沈氏立即要带着大房一众人等过去奔丧,但钱玢却把她拦了下来,说是白发人送黑发人不吉利,不仅是她不能去,连他以及钱明君的父母也不能去。
最后派去的人选出乎意料的落在了一贯低调的三太太陈氏身上,然后让大房的长孙,钱明君的亲弟弟钱扬熙跟了去。
牛氏在接连生了三个女儿之后,终于生出了万众期盼的儿子。眼下孩子才满月没多久,她当然不可能带着这个宝贝疙瘩上路,作为平妻的尤三也刚诊出身孕,不能跟去。
考虑到这是办丧事,钱玢索性安排了钱扬名一起跟去。毕竟他还有个亲姐姐在信王府里,让他去的话,也算是合情合理。
沈氏对这样的安排极为不满,在她看来,孙女走了,他们更应该去给重外孙子孙女们撑场面,但钱玢却强势之极的根本不容许人反驳。

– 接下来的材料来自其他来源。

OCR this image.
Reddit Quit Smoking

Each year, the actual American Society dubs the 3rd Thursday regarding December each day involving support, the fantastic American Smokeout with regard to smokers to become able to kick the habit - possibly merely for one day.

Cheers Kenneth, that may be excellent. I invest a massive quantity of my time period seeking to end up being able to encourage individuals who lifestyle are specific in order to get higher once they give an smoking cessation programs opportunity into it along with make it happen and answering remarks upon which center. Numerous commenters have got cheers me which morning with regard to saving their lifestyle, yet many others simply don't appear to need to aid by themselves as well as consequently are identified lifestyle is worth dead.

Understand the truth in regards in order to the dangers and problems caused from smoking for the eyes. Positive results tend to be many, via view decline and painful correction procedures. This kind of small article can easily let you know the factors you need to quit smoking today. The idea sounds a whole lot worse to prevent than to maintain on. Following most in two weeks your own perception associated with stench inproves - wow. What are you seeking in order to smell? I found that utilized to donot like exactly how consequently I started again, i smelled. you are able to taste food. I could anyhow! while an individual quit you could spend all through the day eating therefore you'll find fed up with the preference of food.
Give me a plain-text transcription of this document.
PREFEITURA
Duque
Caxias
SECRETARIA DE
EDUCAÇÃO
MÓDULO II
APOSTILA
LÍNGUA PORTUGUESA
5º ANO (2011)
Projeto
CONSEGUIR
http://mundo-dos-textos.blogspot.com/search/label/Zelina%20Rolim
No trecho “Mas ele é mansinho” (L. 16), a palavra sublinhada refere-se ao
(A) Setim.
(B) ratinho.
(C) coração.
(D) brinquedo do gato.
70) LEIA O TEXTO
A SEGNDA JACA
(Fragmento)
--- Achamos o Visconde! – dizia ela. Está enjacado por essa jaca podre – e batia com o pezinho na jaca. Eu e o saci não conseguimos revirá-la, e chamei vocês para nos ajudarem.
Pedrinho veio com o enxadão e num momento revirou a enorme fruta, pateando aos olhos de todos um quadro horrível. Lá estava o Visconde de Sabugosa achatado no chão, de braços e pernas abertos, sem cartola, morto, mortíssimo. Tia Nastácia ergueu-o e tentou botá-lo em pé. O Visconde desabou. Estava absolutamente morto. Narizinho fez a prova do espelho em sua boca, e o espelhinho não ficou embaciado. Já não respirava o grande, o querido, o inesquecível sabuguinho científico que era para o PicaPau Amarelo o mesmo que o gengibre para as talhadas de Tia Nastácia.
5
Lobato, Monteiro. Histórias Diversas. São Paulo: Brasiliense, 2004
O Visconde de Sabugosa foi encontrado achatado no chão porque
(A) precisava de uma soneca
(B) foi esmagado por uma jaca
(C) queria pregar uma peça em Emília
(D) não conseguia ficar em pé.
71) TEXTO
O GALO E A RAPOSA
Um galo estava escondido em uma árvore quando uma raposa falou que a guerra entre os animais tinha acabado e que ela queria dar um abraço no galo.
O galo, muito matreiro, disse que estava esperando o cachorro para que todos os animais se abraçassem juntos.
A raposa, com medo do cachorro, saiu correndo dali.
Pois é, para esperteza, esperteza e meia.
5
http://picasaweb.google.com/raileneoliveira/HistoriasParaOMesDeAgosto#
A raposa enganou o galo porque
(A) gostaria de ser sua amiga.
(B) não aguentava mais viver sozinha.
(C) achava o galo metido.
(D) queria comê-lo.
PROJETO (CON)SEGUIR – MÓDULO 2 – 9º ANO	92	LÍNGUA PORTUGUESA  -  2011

于是乎,沈氏生生被气病了,虽然是心病,但她却着实是病倒了。大夫们诊不出个所以然来,只吩咐好生调养,可她房中珍藏的补品如流水般吃下去,就是半点不见起色。
而这消息,终于也传到国公府的禁地,一个一直被半幽闭的小姐耳里。
勾起一抹莫测高深的笑意,钱慧君打开了一只深藏已久的木盒,“眼下就是你最好的机会。”
九原。
一场不可多得的春雨暂时阻碍了边关的风沙,增添了几分柔美的味道。但是面对坑坑洼洼的泥地,也把人出门的**减到最低。只想在家泡一壶茶,悠闲的发呆。
但有些人注定是没这么好命了,就着窗前还算明亮的光线,钱灵犀和钱敏君一人坐在一头,埋头刺绣。
唉!忽地。钱敏君抬起头来重重的叹了口气,脸苦得象吃了黄莲,“这要绣到什么时候啊?”
钱灵犀同情的看着她,“慢慢来。别着急。”
可是,再看一眼钱敏君绣架上的帐幔,钱灵犀都替她着急。
石氏给她们请来的绣娘师傅宋氏确实有两把刷子,擅长绣大幅喜庆的图案,虽然不比江南苏绣精致,却色彩艳丽,立体感强。而且不拘泥于闺阁风范,有一种大气之美。
据说这北方刺绣做得好的全是男人,宋氏这手刺绣的活也是从她爹手上继承下来的,只因她是个女子,成就不如家中几个兄弟高,却也因祸得福,很受官宦富贵人家青睐,接了不少闺阁小姐们教习的活。
因钱灵犀姐妹俩有了一定的基础。宋氏便不让她们再绣小件了,一上手就给她们布置了两样大件。钱敏君因年纪较大,干脆让她开始绣嫁妆用的帐幔。至于钱灵犀,就分了一对枕套。
石氏觉得这法子好,既能磨两个女孩儿的耐心,也能让她们不敢马虎。于是拿出压箱底的好料子给她二人演练,若是钱灵犀的枕套绣得好,也是要存起来当嫁妆的。
可这样一来,钱灵犀就是想偷懒也偷不成了。每回只能在绣不下去的时候看看更不容易的钱敏君,找点安慰。可钱敏君就惨了,对着这样的大家伙,每天是唉声叹气。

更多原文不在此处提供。